In recent years, a business park on the south side and a new Lake County Fairgrounds on the north have increased activity in the area of Midlothian and Peterson roads, but some available properties remain untouched. County officials think an improved economy will renew interest in the area, as well as vast open tracts to the west.

"This is an area the county really has been targeting for economic development in the future," Lawlor said. "We want to make sure the infrastructure is in place when that happens."

A huge prospect is the Alter Group's proposed $750 million Cornerstone development, spanning 641 acres on either side of Alleghany Road, north and south of Peterson. The company more than five years ago presented plans for an upscale mix of business, retail and residential uses but has been thwarted by the poor economy.

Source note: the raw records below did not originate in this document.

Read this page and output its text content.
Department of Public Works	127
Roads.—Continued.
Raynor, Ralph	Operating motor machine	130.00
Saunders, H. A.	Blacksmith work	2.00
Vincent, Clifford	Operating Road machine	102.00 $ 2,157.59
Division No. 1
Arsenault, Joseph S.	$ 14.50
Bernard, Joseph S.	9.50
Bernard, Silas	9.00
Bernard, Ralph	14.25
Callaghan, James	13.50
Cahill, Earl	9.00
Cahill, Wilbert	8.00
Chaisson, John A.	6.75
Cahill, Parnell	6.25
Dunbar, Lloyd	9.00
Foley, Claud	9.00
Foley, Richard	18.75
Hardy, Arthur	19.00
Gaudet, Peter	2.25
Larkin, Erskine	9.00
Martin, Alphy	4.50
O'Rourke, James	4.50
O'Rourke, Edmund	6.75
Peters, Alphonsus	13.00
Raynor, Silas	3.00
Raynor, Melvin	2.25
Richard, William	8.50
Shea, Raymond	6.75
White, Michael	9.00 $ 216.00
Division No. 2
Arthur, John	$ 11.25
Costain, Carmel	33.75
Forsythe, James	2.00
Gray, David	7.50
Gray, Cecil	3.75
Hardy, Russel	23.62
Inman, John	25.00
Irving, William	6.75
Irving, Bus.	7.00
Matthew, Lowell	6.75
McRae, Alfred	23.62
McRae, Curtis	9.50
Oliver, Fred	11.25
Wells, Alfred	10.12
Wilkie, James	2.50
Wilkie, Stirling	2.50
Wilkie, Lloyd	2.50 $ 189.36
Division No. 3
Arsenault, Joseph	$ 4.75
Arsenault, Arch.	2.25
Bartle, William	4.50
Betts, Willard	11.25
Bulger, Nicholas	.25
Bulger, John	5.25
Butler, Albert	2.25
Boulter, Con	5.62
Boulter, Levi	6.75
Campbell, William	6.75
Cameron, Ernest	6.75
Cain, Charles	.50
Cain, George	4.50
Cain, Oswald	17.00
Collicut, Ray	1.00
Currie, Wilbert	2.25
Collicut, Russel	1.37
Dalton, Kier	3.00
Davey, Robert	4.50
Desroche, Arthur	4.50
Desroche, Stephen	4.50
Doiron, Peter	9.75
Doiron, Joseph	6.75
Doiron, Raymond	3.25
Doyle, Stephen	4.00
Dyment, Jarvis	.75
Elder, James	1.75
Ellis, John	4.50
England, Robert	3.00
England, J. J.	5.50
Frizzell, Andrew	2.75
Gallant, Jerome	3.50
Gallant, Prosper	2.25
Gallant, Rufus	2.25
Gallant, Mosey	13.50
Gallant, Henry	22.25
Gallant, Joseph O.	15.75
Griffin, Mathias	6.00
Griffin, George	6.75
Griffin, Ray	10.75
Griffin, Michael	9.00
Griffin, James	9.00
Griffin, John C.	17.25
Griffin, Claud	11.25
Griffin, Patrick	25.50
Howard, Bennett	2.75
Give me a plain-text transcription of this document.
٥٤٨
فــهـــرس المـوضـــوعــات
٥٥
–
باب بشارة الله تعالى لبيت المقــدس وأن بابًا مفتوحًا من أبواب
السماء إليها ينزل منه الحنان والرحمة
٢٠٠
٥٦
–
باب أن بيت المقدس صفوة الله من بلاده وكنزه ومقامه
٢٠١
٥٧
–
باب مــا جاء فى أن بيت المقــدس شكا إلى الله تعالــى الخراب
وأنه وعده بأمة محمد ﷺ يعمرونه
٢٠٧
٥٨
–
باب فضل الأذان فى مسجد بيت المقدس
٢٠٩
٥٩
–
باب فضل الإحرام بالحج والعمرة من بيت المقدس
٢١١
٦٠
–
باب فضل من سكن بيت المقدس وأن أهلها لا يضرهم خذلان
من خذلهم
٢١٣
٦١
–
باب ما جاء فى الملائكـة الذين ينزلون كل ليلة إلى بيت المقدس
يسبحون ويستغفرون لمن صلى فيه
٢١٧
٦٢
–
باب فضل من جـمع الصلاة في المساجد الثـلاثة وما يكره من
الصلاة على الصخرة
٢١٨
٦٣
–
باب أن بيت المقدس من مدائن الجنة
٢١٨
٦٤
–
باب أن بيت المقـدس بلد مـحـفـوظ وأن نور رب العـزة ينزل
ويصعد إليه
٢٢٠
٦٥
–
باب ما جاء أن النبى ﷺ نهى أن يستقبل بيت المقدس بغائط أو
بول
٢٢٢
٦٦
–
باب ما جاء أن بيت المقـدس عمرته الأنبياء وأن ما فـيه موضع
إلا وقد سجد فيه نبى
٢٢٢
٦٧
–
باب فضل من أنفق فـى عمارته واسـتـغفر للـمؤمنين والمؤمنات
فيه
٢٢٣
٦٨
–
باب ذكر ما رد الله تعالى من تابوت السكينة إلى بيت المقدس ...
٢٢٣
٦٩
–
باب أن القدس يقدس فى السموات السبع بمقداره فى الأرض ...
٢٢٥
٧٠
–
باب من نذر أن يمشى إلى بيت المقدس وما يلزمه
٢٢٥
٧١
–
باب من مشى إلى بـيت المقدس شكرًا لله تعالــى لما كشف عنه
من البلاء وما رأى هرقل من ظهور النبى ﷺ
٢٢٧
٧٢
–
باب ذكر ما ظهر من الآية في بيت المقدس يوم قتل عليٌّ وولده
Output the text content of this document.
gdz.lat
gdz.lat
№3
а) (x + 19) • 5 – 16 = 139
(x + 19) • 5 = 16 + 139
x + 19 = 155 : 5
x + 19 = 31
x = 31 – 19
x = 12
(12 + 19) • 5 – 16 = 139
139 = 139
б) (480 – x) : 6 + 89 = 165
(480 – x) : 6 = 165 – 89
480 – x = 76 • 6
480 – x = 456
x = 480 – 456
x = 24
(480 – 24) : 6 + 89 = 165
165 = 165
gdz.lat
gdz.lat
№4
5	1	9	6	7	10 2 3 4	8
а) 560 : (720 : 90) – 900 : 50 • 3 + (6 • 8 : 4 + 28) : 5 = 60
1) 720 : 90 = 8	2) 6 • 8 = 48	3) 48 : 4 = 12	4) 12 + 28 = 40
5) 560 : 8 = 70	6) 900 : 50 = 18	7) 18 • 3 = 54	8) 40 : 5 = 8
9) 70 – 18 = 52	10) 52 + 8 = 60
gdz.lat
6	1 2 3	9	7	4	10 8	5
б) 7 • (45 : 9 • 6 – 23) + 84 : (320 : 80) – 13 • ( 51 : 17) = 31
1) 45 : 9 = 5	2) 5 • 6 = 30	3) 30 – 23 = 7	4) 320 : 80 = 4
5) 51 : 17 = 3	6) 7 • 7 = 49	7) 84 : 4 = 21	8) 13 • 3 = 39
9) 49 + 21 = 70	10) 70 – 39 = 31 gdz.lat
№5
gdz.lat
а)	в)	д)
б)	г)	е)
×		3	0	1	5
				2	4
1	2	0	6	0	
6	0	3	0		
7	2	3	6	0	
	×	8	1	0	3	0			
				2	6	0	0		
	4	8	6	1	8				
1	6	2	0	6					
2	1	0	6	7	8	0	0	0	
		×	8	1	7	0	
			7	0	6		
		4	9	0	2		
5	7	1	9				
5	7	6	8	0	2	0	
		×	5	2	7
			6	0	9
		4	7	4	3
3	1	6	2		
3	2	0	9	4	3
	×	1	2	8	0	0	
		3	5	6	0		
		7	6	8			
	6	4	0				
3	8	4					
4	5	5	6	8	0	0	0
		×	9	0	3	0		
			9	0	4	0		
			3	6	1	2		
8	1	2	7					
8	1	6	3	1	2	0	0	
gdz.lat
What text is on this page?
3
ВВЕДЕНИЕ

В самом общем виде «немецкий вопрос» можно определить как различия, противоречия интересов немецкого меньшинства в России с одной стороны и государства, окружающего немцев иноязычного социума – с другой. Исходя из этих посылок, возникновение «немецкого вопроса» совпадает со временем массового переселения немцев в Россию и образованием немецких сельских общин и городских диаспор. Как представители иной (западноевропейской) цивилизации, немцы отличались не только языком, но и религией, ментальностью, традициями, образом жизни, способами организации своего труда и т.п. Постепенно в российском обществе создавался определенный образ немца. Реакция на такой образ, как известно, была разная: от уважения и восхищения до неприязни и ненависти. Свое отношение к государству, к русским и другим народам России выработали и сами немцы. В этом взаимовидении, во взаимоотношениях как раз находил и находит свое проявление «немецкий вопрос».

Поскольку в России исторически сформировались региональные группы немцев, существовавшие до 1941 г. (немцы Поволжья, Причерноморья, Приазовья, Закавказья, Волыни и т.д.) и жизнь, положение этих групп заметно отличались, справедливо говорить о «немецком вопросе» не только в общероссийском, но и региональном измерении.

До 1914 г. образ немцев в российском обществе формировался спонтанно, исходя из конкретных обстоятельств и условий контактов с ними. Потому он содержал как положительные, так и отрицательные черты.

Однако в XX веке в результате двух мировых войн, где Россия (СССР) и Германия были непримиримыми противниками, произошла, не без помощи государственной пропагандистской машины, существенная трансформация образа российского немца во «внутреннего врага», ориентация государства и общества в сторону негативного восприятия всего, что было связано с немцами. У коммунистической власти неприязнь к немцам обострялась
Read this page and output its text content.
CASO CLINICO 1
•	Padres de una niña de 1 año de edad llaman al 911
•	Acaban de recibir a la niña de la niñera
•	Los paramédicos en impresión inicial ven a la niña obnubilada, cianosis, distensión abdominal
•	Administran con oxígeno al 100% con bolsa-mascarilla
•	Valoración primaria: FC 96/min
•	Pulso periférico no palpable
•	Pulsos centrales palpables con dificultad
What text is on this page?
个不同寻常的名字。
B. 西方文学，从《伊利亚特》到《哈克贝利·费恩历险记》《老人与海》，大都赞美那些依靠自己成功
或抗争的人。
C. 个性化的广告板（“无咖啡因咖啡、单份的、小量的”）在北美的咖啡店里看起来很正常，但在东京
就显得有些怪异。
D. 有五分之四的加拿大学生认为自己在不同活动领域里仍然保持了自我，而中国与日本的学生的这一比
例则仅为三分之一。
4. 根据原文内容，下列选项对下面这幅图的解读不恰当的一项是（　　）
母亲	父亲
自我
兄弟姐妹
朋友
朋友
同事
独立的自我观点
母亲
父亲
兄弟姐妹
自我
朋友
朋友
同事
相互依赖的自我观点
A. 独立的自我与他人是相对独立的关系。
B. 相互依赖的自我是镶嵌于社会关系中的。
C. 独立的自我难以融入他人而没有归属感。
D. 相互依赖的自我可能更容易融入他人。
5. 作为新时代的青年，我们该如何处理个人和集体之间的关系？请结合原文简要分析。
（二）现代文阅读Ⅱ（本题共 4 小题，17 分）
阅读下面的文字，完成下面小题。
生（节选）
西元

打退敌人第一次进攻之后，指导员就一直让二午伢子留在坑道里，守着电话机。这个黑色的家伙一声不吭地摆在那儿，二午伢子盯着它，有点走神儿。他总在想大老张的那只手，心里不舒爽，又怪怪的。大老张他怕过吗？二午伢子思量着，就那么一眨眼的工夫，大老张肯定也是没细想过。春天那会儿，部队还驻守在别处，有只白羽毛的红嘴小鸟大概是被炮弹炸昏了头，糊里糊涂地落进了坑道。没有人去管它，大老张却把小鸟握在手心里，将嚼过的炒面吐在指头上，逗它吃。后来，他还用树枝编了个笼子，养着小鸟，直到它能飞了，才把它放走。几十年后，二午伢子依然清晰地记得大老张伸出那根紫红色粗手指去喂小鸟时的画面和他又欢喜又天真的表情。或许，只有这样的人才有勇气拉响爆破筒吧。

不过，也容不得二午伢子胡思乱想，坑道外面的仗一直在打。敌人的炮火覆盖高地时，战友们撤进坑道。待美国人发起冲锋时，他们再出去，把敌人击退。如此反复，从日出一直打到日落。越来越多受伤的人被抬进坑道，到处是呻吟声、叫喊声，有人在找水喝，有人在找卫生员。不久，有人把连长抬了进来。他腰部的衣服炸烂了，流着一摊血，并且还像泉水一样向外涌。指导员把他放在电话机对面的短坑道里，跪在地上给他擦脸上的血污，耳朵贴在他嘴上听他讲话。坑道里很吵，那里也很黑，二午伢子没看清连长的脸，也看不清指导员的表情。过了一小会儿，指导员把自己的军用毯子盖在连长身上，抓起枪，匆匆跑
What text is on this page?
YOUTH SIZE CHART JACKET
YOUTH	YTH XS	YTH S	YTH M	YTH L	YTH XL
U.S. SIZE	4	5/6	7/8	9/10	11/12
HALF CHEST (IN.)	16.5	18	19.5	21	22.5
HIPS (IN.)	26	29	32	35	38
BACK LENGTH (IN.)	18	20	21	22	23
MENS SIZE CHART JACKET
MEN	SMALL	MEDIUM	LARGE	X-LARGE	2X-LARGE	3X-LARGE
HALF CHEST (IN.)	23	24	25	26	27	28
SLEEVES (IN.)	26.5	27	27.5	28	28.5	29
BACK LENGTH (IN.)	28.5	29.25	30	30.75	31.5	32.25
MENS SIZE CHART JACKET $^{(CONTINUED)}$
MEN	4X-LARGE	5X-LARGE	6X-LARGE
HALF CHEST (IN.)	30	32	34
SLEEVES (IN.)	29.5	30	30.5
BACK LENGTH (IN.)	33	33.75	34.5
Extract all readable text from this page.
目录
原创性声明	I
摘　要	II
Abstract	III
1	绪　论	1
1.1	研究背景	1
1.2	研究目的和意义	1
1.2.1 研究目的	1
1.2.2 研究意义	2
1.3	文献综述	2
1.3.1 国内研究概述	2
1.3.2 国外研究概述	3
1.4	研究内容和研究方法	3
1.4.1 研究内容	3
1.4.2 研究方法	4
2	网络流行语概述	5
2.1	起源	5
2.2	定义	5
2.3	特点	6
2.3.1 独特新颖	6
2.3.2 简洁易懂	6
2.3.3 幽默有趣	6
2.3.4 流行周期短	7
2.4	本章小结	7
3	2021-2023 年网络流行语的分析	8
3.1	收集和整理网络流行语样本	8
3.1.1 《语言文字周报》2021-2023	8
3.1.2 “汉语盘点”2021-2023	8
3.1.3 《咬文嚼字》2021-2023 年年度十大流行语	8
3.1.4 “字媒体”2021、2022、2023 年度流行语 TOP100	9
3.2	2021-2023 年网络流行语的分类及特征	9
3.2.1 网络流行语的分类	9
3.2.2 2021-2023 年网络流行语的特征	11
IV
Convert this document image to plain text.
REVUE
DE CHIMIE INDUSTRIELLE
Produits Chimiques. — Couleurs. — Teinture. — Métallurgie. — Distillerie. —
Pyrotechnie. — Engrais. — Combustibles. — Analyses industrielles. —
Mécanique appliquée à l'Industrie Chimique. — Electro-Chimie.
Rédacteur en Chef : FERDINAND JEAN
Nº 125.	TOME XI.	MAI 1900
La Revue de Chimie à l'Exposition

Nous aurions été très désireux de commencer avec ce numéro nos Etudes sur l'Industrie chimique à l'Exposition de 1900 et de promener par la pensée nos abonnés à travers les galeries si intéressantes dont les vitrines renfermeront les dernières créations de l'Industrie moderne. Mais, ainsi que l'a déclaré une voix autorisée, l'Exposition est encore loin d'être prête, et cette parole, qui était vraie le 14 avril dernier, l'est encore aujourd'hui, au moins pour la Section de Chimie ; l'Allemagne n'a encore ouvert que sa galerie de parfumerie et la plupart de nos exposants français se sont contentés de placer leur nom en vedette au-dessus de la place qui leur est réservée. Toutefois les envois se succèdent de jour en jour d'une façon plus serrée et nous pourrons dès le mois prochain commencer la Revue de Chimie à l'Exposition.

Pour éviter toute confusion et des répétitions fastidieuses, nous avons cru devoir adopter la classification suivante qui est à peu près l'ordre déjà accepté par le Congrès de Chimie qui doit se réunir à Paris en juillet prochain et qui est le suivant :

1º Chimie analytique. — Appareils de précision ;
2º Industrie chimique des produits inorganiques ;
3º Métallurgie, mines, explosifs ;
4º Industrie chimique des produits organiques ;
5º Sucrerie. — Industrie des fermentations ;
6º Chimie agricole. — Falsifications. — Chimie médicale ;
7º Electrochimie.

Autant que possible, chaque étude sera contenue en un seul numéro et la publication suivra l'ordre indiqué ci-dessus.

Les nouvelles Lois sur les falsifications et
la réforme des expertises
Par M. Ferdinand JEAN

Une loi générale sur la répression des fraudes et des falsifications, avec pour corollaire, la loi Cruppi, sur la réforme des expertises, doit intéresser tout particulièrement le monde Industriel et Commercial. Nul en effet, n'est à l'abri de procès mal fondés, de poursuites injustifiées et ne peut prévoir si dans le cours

The plan is still on the books and the company has begun looking for financing, according to Steve Park, senior vice president of the Alter Group. Once that is secured, it can take a year or two before there is tangible activity.

"It will be a long time coming because it's such a big project," Park said.

He said the company has been working with Lake County officials and regards the Peterson Road work as a plus in the big picture.

"We're very positive about the county moving forward," he said.

Another factor in the mix is the long-envisioned extension of Route 53 into Lake County. The current planned alignment has it crossing Peterson between Midlothian Road and Route 83.

A blue ribbon committee -- which includes Lawlor and Park, a Gurnee trustee who is representing the village on the panel -- has been studying finances and land uses. They expect to have a proposal for the Illinois State Toll Highway Authority to consider in the first quarter of 2015.

"Between the northern extension of Route 53 and the widening of Peterson Road, we're providing a strong opportunity for economic development," Lawlor said.

The first piece of the corridor puzzle was put in place in 2011, with the $5.6 million realignment of the western end of Peterson Road to connect with a new intersection at Route 60.

County officials on Tuesday also are expected to appropriate $810,000 for preliminary services to include an investigation of corridor alignments for future extensions of Fremont Center Road, Winchester Road and Alleghany Road in a triangular area bounded by Route 60, Route 83 and Peterson.

"What we'd like to do is some advanced planning to move forward in a way we can build on over time," Giertych said.